ただ、時折吹く風が、私の中に眠っている「重力」を少しだけ軽くしてしまうのだ。

その日は、季節の変わり目特有の、湿り気を帯びた生温かい風が吹いていた。ベランダに干したシャツが、まるで行き先を急ぐ旗のように激しくたなびいている。それを取り込もうと手を伸ばした瞬間、指先を風がすり抜けた。

「……あ」

声が出るよりも早く、私の体はふわりと浮き上がっていた。

驚きはなかった。
むしろ、ずっと前からこうなることを知っていたような、奇妙な納得感があった。
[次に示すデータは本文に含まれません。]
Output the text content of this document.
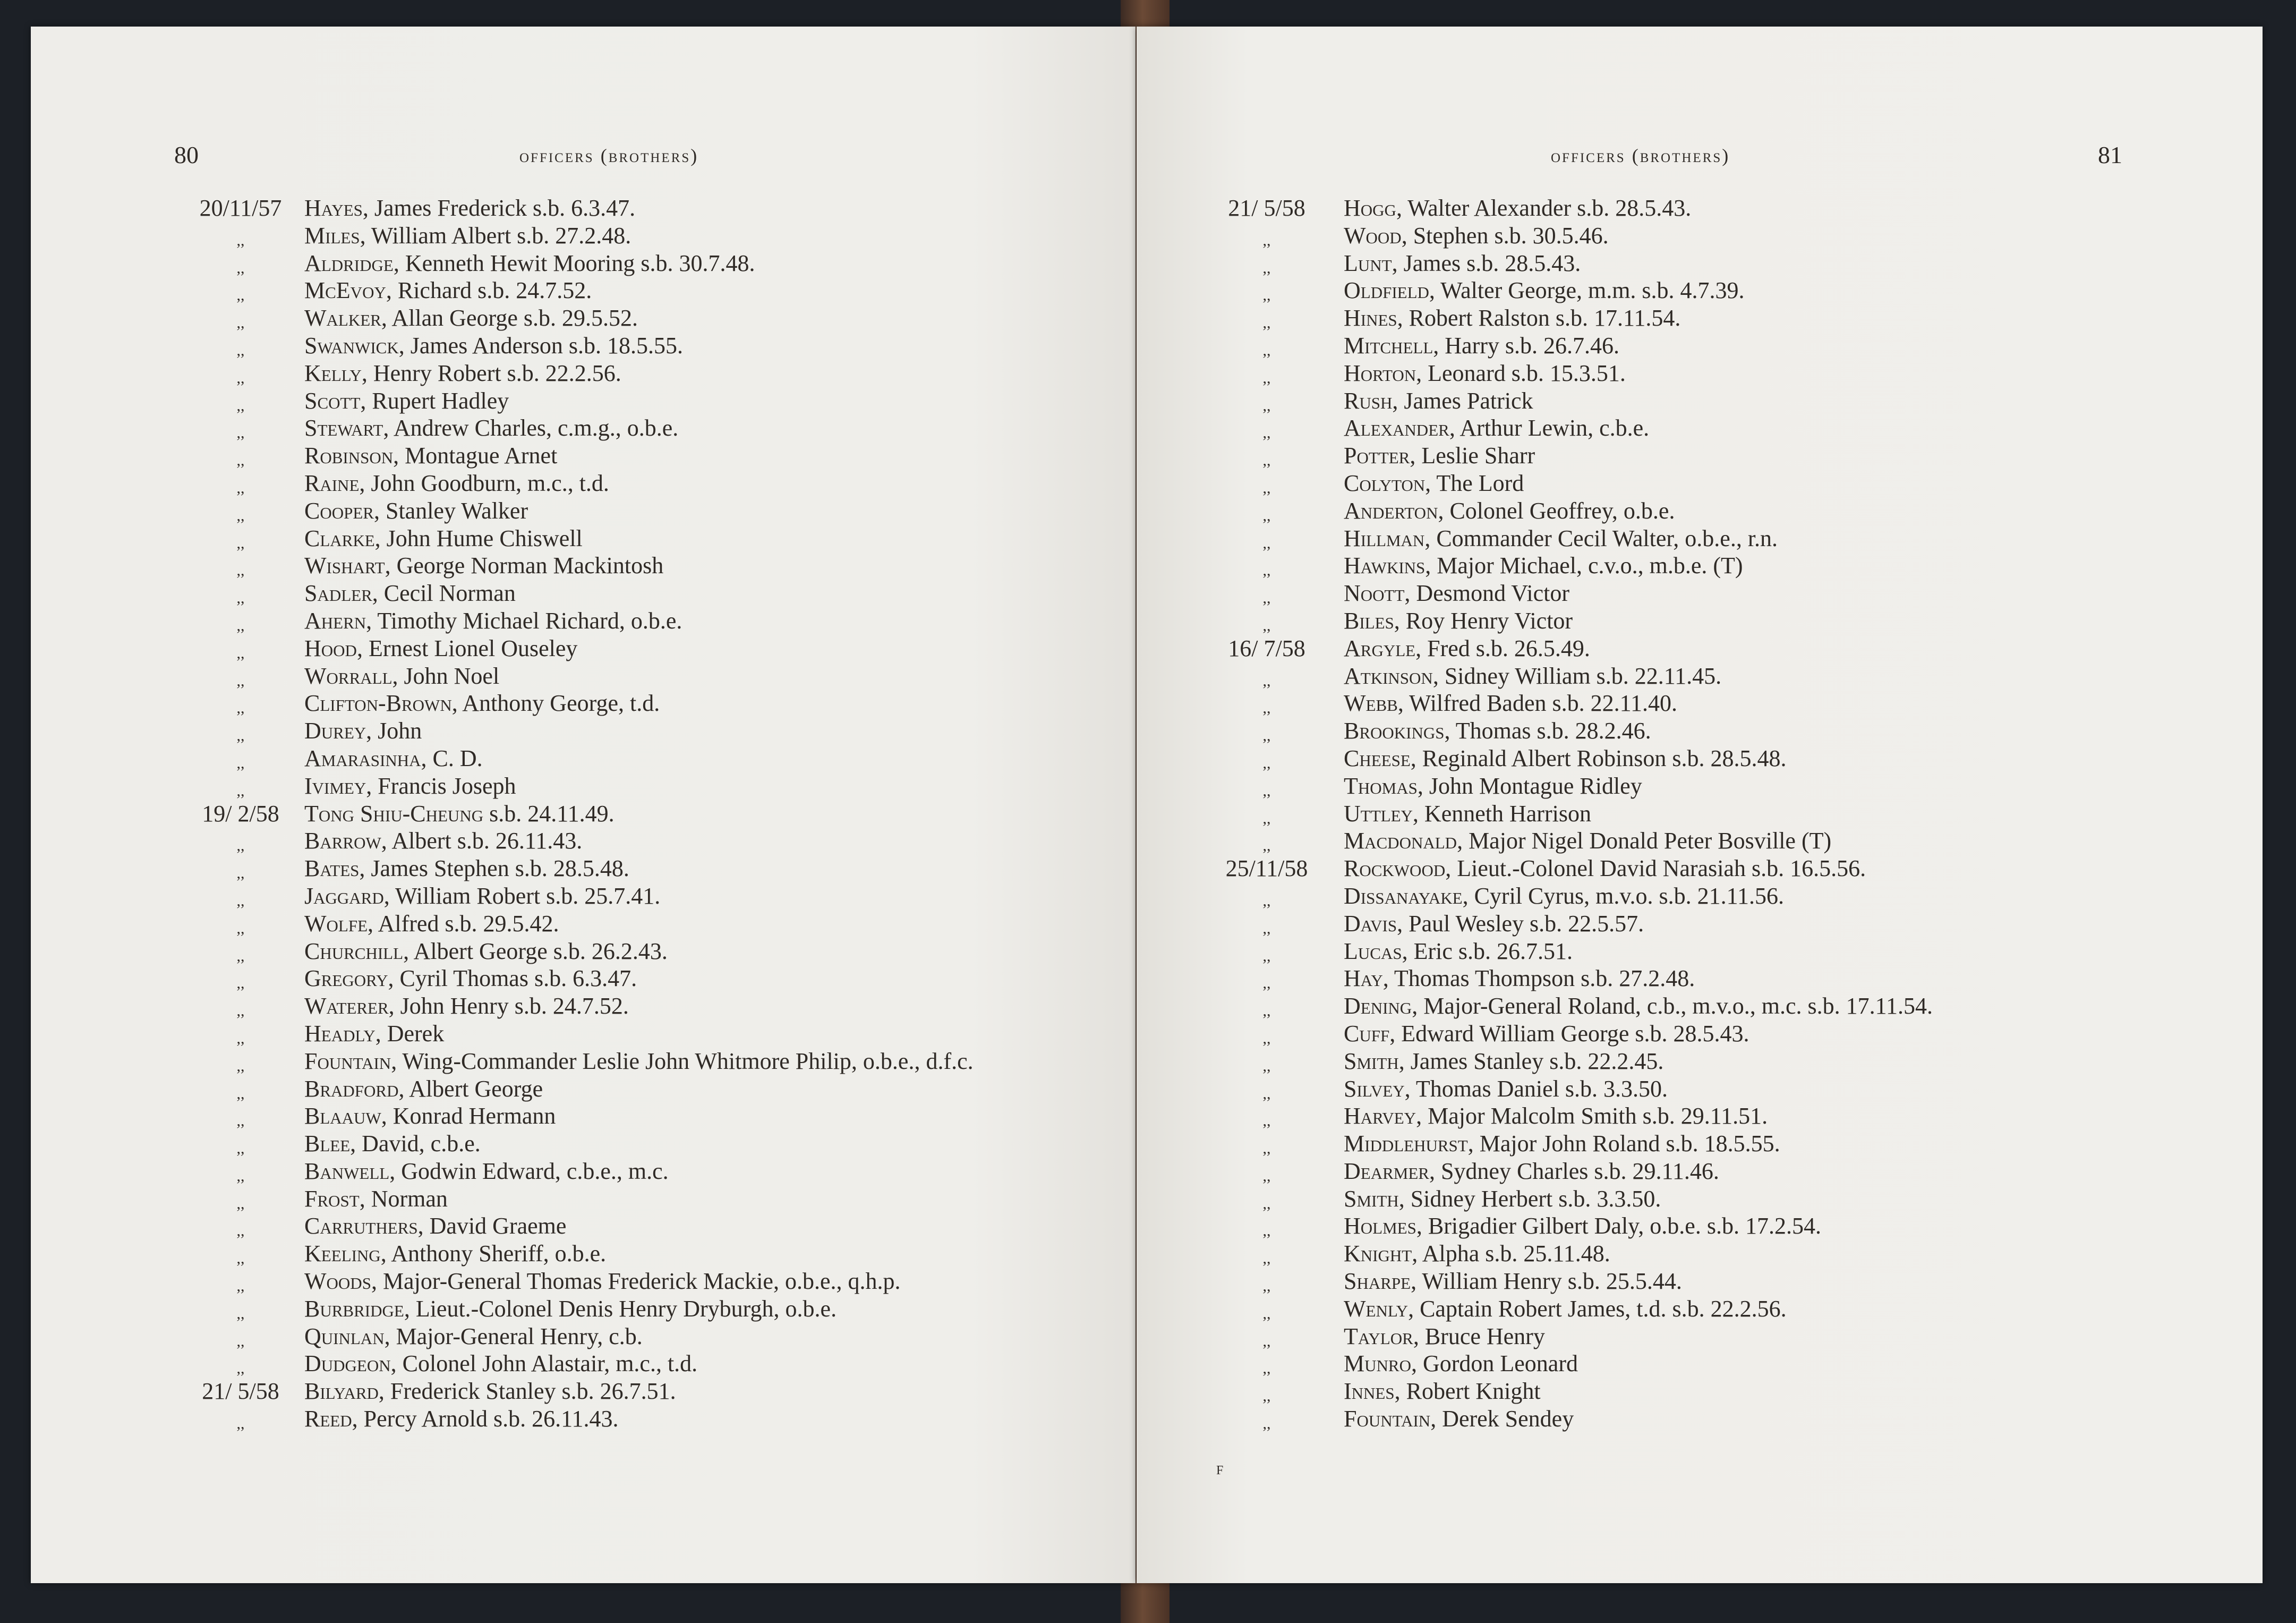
80	officers (brothers)
20/11/57 Hayes, James Frederick s.b. 6.3.47.
,,	Miles, William Albert s.b. 27.2.48.
,,	Aldridge, Kenneth Hewit Mooring s.b. 30.7.48.
,,	McEvoy, Richard s.b. 24.7.52.
,,	Walker, Allan George s.b. 29.5.52.
,,	Swanwick, James Anderson s.b. 18.5.55.
,,	Kelly, Henry Robert s.b. 22.2.56.
,,	Scott, Rupert Hadley
,,	Stewart, Andrew Charles, c.m.g., o.b.e.
,,	Robinson, Montague Arnet
,,	Raine, John Goodburn, m.c., t.d.
,,	Cooper, Stanley Walker
,,	Clarke, John Hume Chiswell
,,	Wishart, George Norman Mackintosh
,,	Sadler, Cecil Norman
,,	Ahern, Timothy Michael Richard, o.b.e.
,,	Hood, Ernest Lionel Ouseley
,,	Worrall, John Noel
,,	Clifton-Brown, Anthony George, t.d.
,,	Durey, John
,,	Amarasinha, C. D.
,,	Ivimey, Francis Joseph
19/ 2/58	Tong Shiu-Cheung s.b. 24.11.49.
,,	Barrow, Albert s.b. 26.11.43.
,,	Bates, James Stephen s.b. 28.5.48.
,,	Jaggard, William Robert s.b. 25.7.41.
,,	Wolfe, Alfred s.b. 29.5.42.
,,	Churchill, Albert George s.b. 26.2.43.
,,	Gregory, Cyril Thomas s.b. 6.3.47.
,,	Waterer, John Henry s.b. 24.7.52.
,,	Headly, Derek
,,	Fountain, Wing-Commander Leslie John Whitmore Philip, o.b.e., d.f.c.
,,	Bradford, Albert George
,,	Blaauw, Konrad Hermann
,,	Blee, David, c.b.e.
,,	Banwell, Godwin Edward, c.b.e., m.c.
,,	Frost, Norman
,,	Carruthers, David Graeme
,,	Keeling, Anthony Sheriff, o.b.e.
,,	Woods, Major-General Thomas Frederick Mackie, o.b.e., q.h.p.
,,	Burbridge, Lieut.-Colonel Denis Henry Dryburgh, o.b.e.
,,	Quinlan, Major-General Henry, c.b.
,,	Dudgeon, Colonel John Alastair, m.c., t.d.
21/ 5/58	Bilyard, Frederick Stanley s.b. 26.7.51.
,,	Reed, Percy Arnold s.b. 26.11.43.
officers (brothers)	81
21/ 5/58	Hogg, Walter Alexander s.b. 28.5.43.
,,	Wood, Stephen s.b. 30.5.46.
,,	Lunt, James s.b. 28.5.43.
,,	Oldfield, Walter George, m.m. s.b. 4.7.39.
,,	Hines, Robert Ralston s.b. 17.11.54.
,,	Mitchell, Harry s.b. 26.7.46.
,,	Horton, Leonard s.b. 15.3.51.
,,	Rush, James Patrick
,,	Alexander, Arthur Lewin, c.b.e.
,,	Potter, Leslie Sharr
,,	Colyton, The Lord
,,	Anderton, Colonel Geoffrey, o.b.e.
,,	Hillman, Commander Cecil Walter, o.b.e., r.n.
,,	Hawkins, Major Michael, c.v.o., m.b.e. (T)
,,	Noott, Desmond Victor
,,	Biles, Roy Henry Victor
16/ 7/58	Argyle, Fred s.b. 26.5.49.
,,	Atkinson, Sidney William s.b. 22.11.45.
,,	Webb, Wilfred Baden s.b. 22.11.40.
,,	Brookings, Thomas s.b. 28.2.46.
,,	Cheese, Reginald Albert Robinson s.b. 28.5.48.
,,	Thomas, John Montague Ridley
,,	Uttley, Kenneth Harrison
,,	Macdonald, Major Nigel Donald Peter Bosville (T)
25/11/58	Rockwood, Lieut.-Colonel David Narasiah s.b. 16.5.56.
,,	Dissanayake, Cyril Cyrus, m.v.o. s.b. 21.11.56.
,,	Davis, Paul Wesley s.b. 22.5.57.
,,	Lucas, Eric s.b. 26.7.51.
,,	Hay, Thomas Thompson s.b. 27.2.48.
,,	Dening, Major-General Roland, c.b., m.v.o., m.c. s.b. 17.11.54.
,,	Cuff, Edward William George s.b. 28.5.43.
,,	Smith, James Stanley s.b. 22.2.45.
,,	Silvey, Thomas Daniel s.b. 3.3.50.
,,	Harvey, Major Malcolm Smith s.b. 29.11.51.
,,	Middlehurst, Major John Roland s.b. 18.5.55.
,,	Dearmer, Sydney Charles s.b. 29.11.46.
,,	Smith, Sidney Herbert s.b. 3.3.50.
,,	Holmes, Brigadier Gilbert Daly, o.b.e. s.b. 17.2.54.
,,	Knight, Alpha s.b. 25.11.48.
,,	Sharpe, William Henry s.b. 25.5.44.
,,	Wenly, Captain Robert James, t.d. s.b. 22.2.56.
,,	Taylor, Bruce Henry
,,	Munro, Gordon Leonard
,,	Innes, Robert Knight
,,	Fountain, Derek Sendey
F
スリッパが脱げ、足の裏が地面から離れていく。見慣れた街並みが、ミニチュアの模型のように遠ざかっていく。

風は、私をどこへ連れて行こうとしているのだろうか。
眼下には、さっきまで私が守っていた「平穏な日常」が広がっている。机の上に置いたままの読みかけの本、飲みかけのマグカップ、そして明日出すはずだったゴミの袋。それらは愛おしいけれど、今の私を繋ぎ止める鎖にはなり得なかった。

私はただ、風の行く先を追いかけることにした。
目的地なんて、風が決めてくれればいい。